Consider the quadrature method $$ \int_{-1}^1f(x)dx \approx \sum_{k=0}^N w_kf(x_k), $$ where $x_0=-1, x_N=1$, and $x_1,\ldots,x_{N-1}$ are the roots of the derivative of the degree-$N$ Legendre polynomial $P'_N$. This is called Lobatto quadrature, and it is exact if $f$ is a polynomial of degree less than or equal to $2N-1$. There is a standard proof of of this fact relying on polynomial long division.

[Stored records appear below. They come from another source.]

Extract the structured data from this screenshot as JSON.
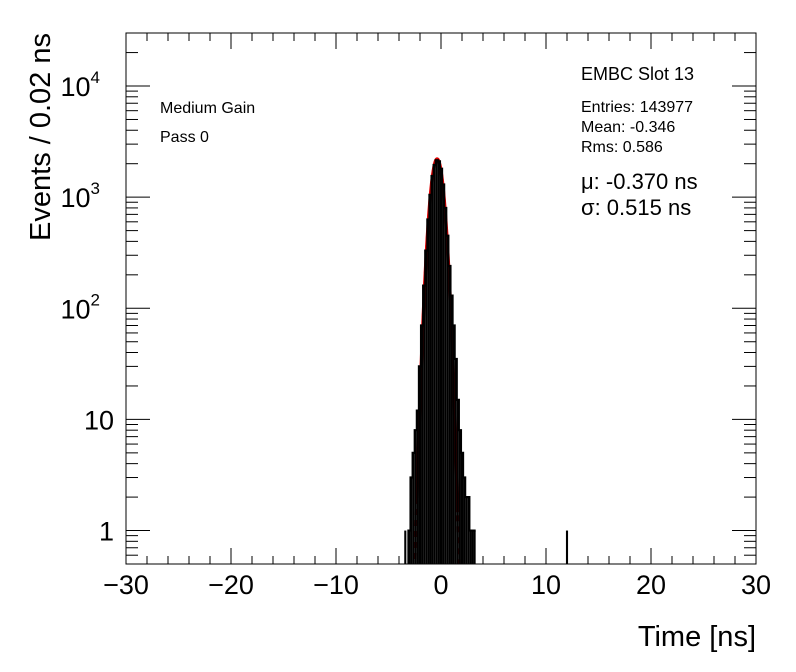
{
  "chart_data": {
    "type": "histogram",
    "title": "",
    "xlabel": "Time [ns]",
    "ylabel": "Events / 0.02 ns",
    "xlim": [
      -30,
      30
    ],
    "ylim": [
      0.5,
      30000
    ],
    "yscale": "log",
    "grid": false,
    "x_ticks": [
      -30,
      -20,
      -10,
      0,
      10,
      20,
      30
    ],
    "x_tick_labels": [
      "−30",
      "−20",
      "−10",
      "0",
      "10",
      "20",
      "30"
    ],
    "y_ticks": [
      {
        "value": 1,
        "base": "1",
        "exp": ""
      },
      {
        "value": 10,
        "base": "10",
        "exp": ""
      },
      {
        "value": 100,
        "base": "10",
        "exp": "2"
      },
      {
        "value": 1000,
        "base": "10",
        "exp": "3"
      },
      {
        "value": 10000,
        "base": "10",
        "exp": "4"
      }
    ],
    "histogram": {
      "color": "#000000",
      "bins": [
        {
          "x": -3.6,
          "y": 0
        },
        {
          "x": -3.4,
          "y": 1
        },
        {
          "x": -3.2,
          "y": 0
        },
        {
          "x": -3.0,
          "y": 1
        },
        {
          "x": -2.8,
          "y": 3
        },
        {
          "x": -2.6,
          "y": 5
        },
        {
          "x": -2.4,
          "y": 8
        },
        {
          "x": -2.2,
          "y": 12
        },
        {
          "x": -2.0,
          "y": 30
        },
        {
          "x": -1.8,
          "y": 70
        },
        {
          "x": -1.6,
          "y": 160
        },
        {
          "x": -1.4,
          "y": 330
        },
        {
          "x": -1.2,
          "y": 630
        },
        {
          "x": -1.0,
          "y": 1050
        },
        {
          "x": -0.8,
          "y": 1550
        },
        {
          "x": -0.6,
          "y": 1950
        },
        {
          "x": -0.4,
          "y": 2150
        },
        {
          "x": -0.2,
          "y": 2100
        },
        {
          "x": 0.0,
          "y": 1800
        },
        {
          "x": 0.2,
          "y": 1300
        },
        {
          "x": 0.4,
          "y": 800
        },
        {
          "x": 0.6,
          "y": 450
        },
        {
          "x": 0.8,
          "y": 240
        },
        {
          "x": 1.0,
          "y": 130
        },
        {
          "x": 1.2,
          "y": 70
        },
        {
          "x": 1.4,
          "y": 35
        },
        {
          "x": 1.6,
          "y": 15
        },
        {
          "x": 1.8,
          "y": 8
        },
        {
          "x": 2.0,
          "y": 5
        },
        {
          "x": 2.2,
          "y": 3
        },
        {
          "x": 2.4,
          "y": 2
        },
        {
          "x": 2.6,
          "y": 2
        },
        {
          "x": 2.8,
          "y": 1
        },
        {
          "x": 3.0,
          "y": 1
        },
        {
          "x": 3.2,
          "y": 1
        },
        {
          "x": 3.4,
          "y": 0
        },
        {
          "x": 12.0,
          "y": 1
        }
      ]
    },
    "fit": {
      "color": "#e00000",
      "mu": -0.37,
      "sigma": 0.515,
      "amplitude": 2200,
      "solid_range": [
        -2.3,
        1.6
      ],
      "dashed_range": [
        -2.6,
        1.8
      ]
    },
    "stats_box": {
      "name": "EMBC Slot 13",
      "entries": "Entries: 143977",
      "mean": "Mean: -0.346",
      "rms": "Rms: 0.586",
      "mu": "μ: -0.370 ns",
      "sigma": "σ: 0.515 ns"
    },
    "annotations": [
      "Medium Gain",
      "Pass 0"
    ]
  }
}
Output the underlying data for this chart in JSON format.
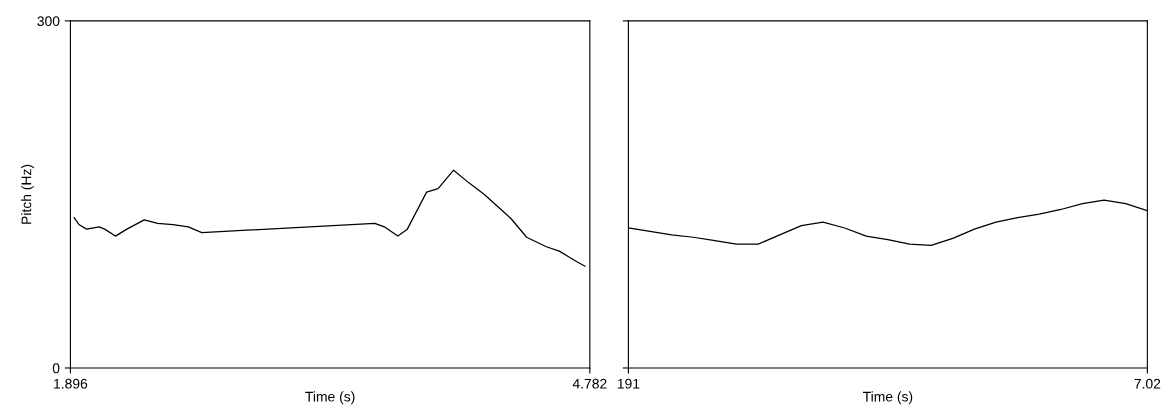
{
  "chart_data": [
    {
      "type": "line",
      "xlabel": "Time (s)",
      "ylabel": "Pitch (Hz)",
      "xlim": [
        1.896,
        4.782
      ],
      "xticks": [
        1.896,
        4.782
      ],
      "ylim": [
        0,
        300
      ],
      "yticks": [
        0,
        300
      ],
      "grid": false,
      "legend": false,
      "series": [
        {
          "color": "#000000",
          "x": [
            1.917,
            1.943,
            1.986,
            2.056,
            2.086,
            2.146,
            2.21,
            2.306,
            2.381,
            2.466,
            2.551,
            2.626,
            3.587,
            3.64,
            3.715,
            3.768,
            3.875,
            3.939,
            4.025,
            4.11,
            4.196,
            4.345,
            4.431,
            4.537,
            4.612,
            4.666,
            4.708,
            4.755
          ],
          "values": [
            130,
            124,
            120,
            122,
            120,
            114,
            120,
            128,
            125,
            124,
            122,
            117,
            125,
            122,
            114,
            120,
            152,
            155,
            171,
            160,
            150,
            129,
            113,
            105,
            101,
            96,
            92,
            88
          ]
        }
      ]
    },
    {
      "type": "line",
      "xlabel": "Time (s)",
      "categories": [
        "191",
        null,
        null,
        null,
        null,
        null,
        null,
        null,
        null,
        null,
        null,
        null,
        null,
        null,
        null,
        null,
        null,
        null,
        null,
        null,
        null,
        null,
        null,
        null,
        "7.02"
      ],
      "ylim": [
        0,
        300
      ],
      "yticks": [
        {
          "value": 0,
          "label": null
        },
        {
          "value": 300,
          "label": null
        }
      ],
      "tick_labels": "x",
      "grid": false,
      "legend": false,
      "series": [
        {
          "color": "#000000",
          "values": [
            121,
            118,
            115,
            113,
            110,
            107,
            107,
            115,
            123,
            126,
            121,
            114,
            111,
            107,
            106,
            112,
            120,
            126,
            130,
            133,
            137,
            142,
            145,
            142,
            136
          ]
        }
      ]
    }
  ]
}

My question is about an unusual alleged proof which introduces a basis to avoid long division. I'm told the argument is invalid, but I cannot find fault with it. It uses the facts that the $P_N$ are orthogonal in the unweighted inner product on $C([-1, 1])$, and that $(x^2-1)P'_N(x) \propto xP_N(x)-P_{N-1}(x)$, which are not proved here. Also, $\mathscr{P}_N$ denotes the vector space of polynomials of degree at most $N$. The (potentially flawed) proof follows:
It suffices to show that the quadrature is exact on the elements of any basis for $\mathscr{P}_{2N-1}$. Consider the basis $$ 1,x,\ldots,x^{N-2},P_N'(x),(x-1)P_N'(x),(x^2-1)P_N'(x), x(x^2-1)P_N'(x),\ldots,x^{N-2}(x^2-1)P_N'(x). $$ Since the $x_k$ are distinct, we may choose $w_k$ so that the quadrature is exact for all polynomials with degree $\leq n$, so we need only concern ourselves with those basis terms which are divisible by $(x^2-1)P_N'(x)$. For these, the quadrature rule always gives 0, since each $x_k$ is a root of $(x^2-1)P_N'(x)$. This is correct, as $$ \int_{-1}^1x^m(x^2-1)P_N'(x)dx \propto \int_{-1}^1x^m(xP_N(x)-P_{N-1}(x))dx = \langle x^{m+1}, P_N(x) \rangle - \langle x^{m}, P_{N-1}(x) \rangle. $$ By properties of the Legendre polynomials, the inner products vanish when $m\leq N-2$, so the true integral equals zero, the same as the quadrature rule! Linearity allows us to say that the rule is exact for all polynomials of degree $\leq 2N-1$, since it is exact for a basis.
Try as I might, I do not see the mistake above. If there is an error, I'd accept an answer which points it out.